Regardless, we enjoyed hosting the event and hope attendees felt they received good treatment.

Keim said...

I should note: As a homebrewer I do feel everyones beer pain. Man was not made to drink bad beer.

Fishorthology said...

Yes, the Oklahoma political climate is bad. Hosting Richard Dawkins and our Darwin 2009 celebration created considerable outrage at the capital. The university administration seemed to wish it would all just go away. While they ultimately supported academic freedom, it was not particularly compelling. Re Evolution 2011, they did not say explicitly that the subject of the meeting was the reason for denying our request to hold the meeting on campus, but my suspicion is that they just don't want to create any more reasons for the legislature to cut our budget or to put off creationist donors. Seems like a sell-your-soul stance to me but it is political expediency, pure and simple.

Perhaps this will all create some fun fireworks for the 2011 meetings.

Rich Broughton

Dan Warren said...

That sounds about like what I expected, Rich. It's really unfortunate that they chose to respond to pressure that way, and I'm sure the extra organizational hassles aren't going to make your job any easier. In addition, as an Oklahoman and an OU alum I find it more than a little embarrassing.

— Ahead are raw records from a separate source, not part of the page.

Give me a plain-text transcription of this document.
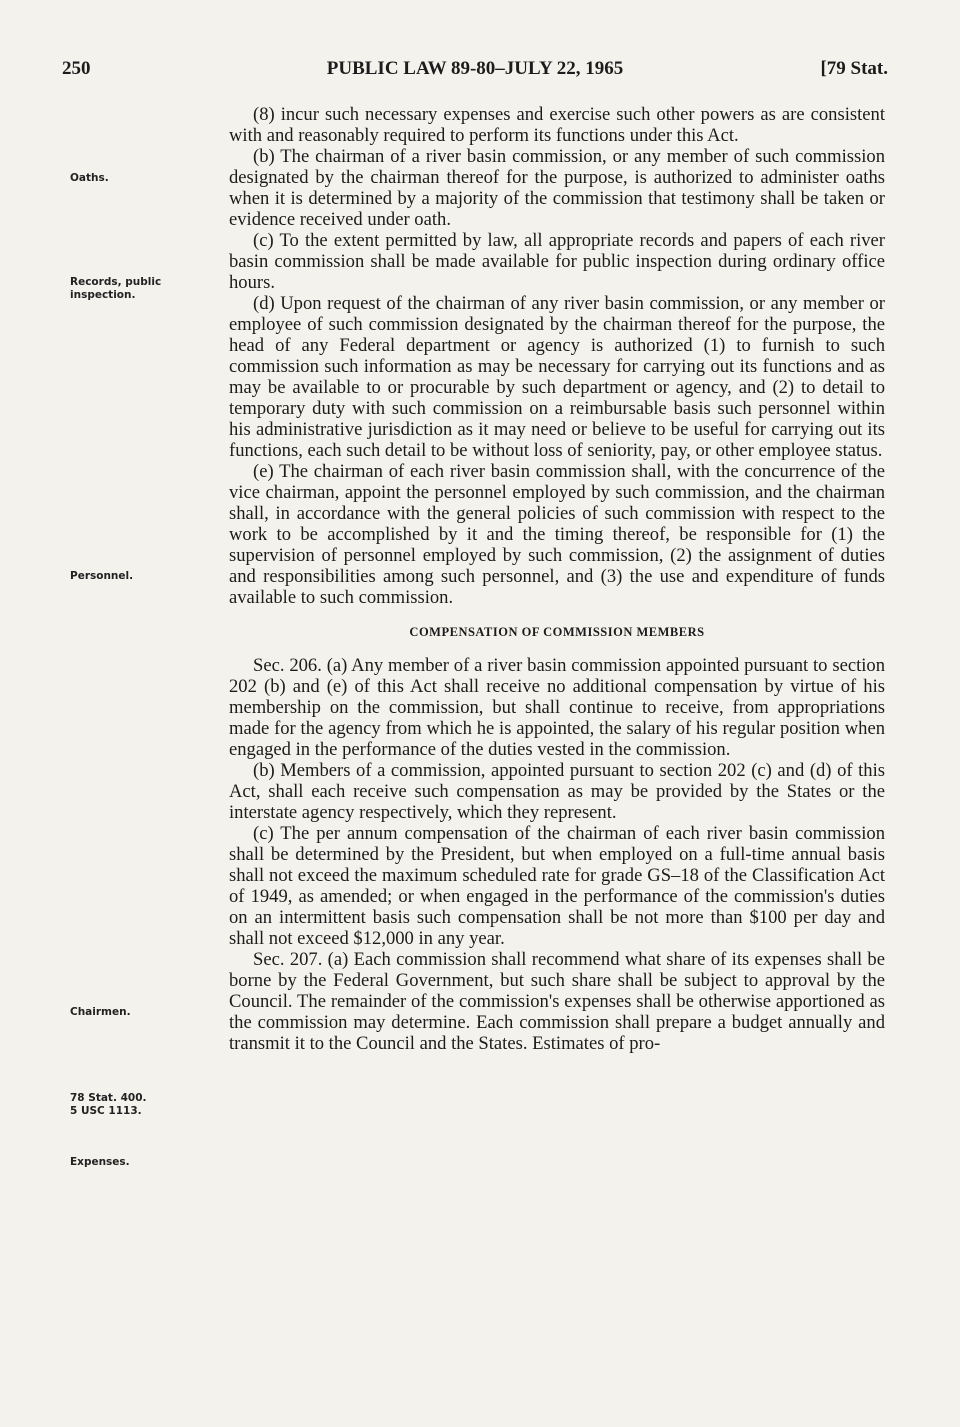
250	PUBLIC LAW 89-80–JULY 22, 1965	[79 Stat.
Oaths.
Records, public
inspection.
Personnel.
Chairmen.
78 Stat. 400.
5 USC 1113.
Expenses.

(8) incur such necessary expenses and exercise such other powers as are consistent with and reasonably required to perform its functions under this Act.

(b) The chairman of a river basin commission, or any member of such commission designated by the chairman thereof for the purpose, is authorized to administer oaths when it is determined by a majority of the commission that testimony shall be taken or evidence received under oath.

(c) To the extent permitted by law, all appropriate records and papers of each river basin commission shall be made available for public inspection during ordinary office hours.

(d) Upon request of the chairman of any river basin commission, or any member or employee of such commission designated by the chairman thereof for the purpose, the head of any Federal department or agency is authorized (1) to furnish to such commission such information as may be necessary for carrying out its functions and as may be available to or procurable by such department or agency, and (2) to detail to temporary duty with such commission on a reimbursable basis such personnel within his administrative jurisdiction as it may need or believe to be useful for carrying out its functions, each such detail to be without loss of seniority, pay, or other employee status.

(e) The chairman of each river basin commission shall, with the concurrence of the vice chairman, appoint the personnel employed by such commission, and the chairman shall, in accordance with the general policies of such commission with respect to the work to be accomplished by it and the timing thereof, be responsible for (1) the supervision of personnel employed by such commission, (2) the assignment of duties and responsibilities among such personnel, and (3) the use and expenditure of funds available to such commission.

COMPENSATION OF COMMISSION MEMBERS

Sec. 206. (a) Any member of a river basin commission appointed pursuant to section 202 (b) and (e) of this Act shall receive no additional compensation by virtue of his membership on the commission, but shall continue to receive, from appropriations made for the agency from which he is appointed, the salary of his regular position when engaged in the performance of the duties vested in the commission.

(b) Members of a commission, appointed pursuant to section 202 (c) and (d) of this Act, shall each receive such compensation as may be provided by the States or the interstate agency respectively, which they represent.

(c) The per annum compensation of the chairman of each river basin commission shall be determined by the President, but when employed on a full-time annual basis shall not exceed the maximum scheduled rate for grade GS–18 of the Classification Act of 1949, as amended; or when engaged in the performance of the commission's duties on an intermittent basis such compensation shall be not more than $100 per day and shall not exceed $12,000 in any year.

Sec. 207. (a) Each commission shall recommend what share of its expenses shall be borne by the Federal Government, but such share shall be subject to approval by the Council. The remainder of the commission's expenses shall be otherwise apportioned as the commission may determine. Each commission shall prepare a budget annually and transmit it to the Council and the States. Estimates of pro-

Is there anything that the community could do to help turn things around, or is it just a done deal by this point?

Brian O'Meara said...

I didn't go to this year's conference (new baby, new job, etc.) but just wanted to promote the view that having conferences in a typical convention center rather than campuses has some advantages. Most of us are already at campus-like venues, so spending even more time there isn't much of a draw, at least for me. And there's a benefit to holding a convention at a place intelligently-designed for having lots of people see talks, drink coffee, move between sessions, have housing, etc. rather than a campus exapted for that purpose. Potentially higher cost at a convention center is certainly an issue, though. And I wouldn't want to see the meetings happen at, say, Las Vegas every year, despite cheap flights and presumably reasonable conference and hotel costs, since there is a benefit to having an excuse to see different parts of the world (like Idaho and Oklahoma).

Dan Warren said...

I don't mind convention centers either, but maybe that's because the two conferences I've been to that were held at convention centers were in generally awesome places that I was excited to visit. I can definitely see how it could be a downer if the place wasn't very nice, but that's true of universities as well.